Beyond verbal commentary, Tejc responded poltically by proposing the establishment of an oversight body tasked with investigating suspected criminal offenses comitted by prosecutors, including data leaks from case files and manipulation of investigative team assignments. This newly conceived institution is intended to be modeled after General Inspection of Security Forces.

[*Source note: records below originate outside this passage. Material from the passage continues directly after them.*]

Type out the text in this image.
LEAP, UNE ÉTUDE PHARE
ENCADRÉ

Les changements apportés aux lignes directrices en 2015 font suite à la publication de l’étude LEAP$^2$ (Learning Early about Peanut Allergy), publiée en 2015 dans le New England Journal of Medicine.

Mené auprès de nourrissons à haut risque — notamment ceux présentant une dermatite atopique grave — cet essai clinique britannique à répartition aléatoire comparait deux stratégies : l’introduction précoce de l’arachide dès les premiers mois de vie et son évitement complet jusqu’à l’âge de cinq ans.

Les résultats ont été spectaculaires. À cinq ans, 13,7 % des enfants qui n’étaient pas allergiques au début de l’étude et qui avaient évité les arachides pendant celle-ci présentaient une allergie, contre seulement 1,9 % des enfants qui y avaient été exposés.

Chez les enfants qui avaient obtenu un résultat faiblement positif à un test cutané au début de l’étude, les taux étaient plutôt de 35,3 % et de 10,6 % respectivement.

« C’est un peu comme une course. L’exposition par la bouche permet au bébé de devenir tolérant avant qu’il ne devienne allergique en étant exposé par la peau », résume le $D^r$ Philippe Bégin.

== Changes of lead investigators in the case ==
During the investigation of the case, the lead investigator was replaced twice as of March 2026. The first lead investigator of the case ended up facing a criminal complaint over suspicion of committing a criminal offense. The second lead prosecutor in order ended up being dismissed for influencing witnesses after making the following statement to Jiřikovský's mother and brother:

It is certainly not [Titz] who defends the brother's interests, but he defends Mr. Blažek's interests. The brother is not in this alone, but it would be a pity if the others slipped away. The brother was not able to arrange this alone, but other people are behind it.
— the second lead investigator on the stairs to Jiřikovský's mother and brother

Defense attorneys were not satisfied with the third lead investigator either. Jiřikovský's defense lawyers have long criticized the fact that police officers tried to persuade the programmer to cooperate through various informal offers.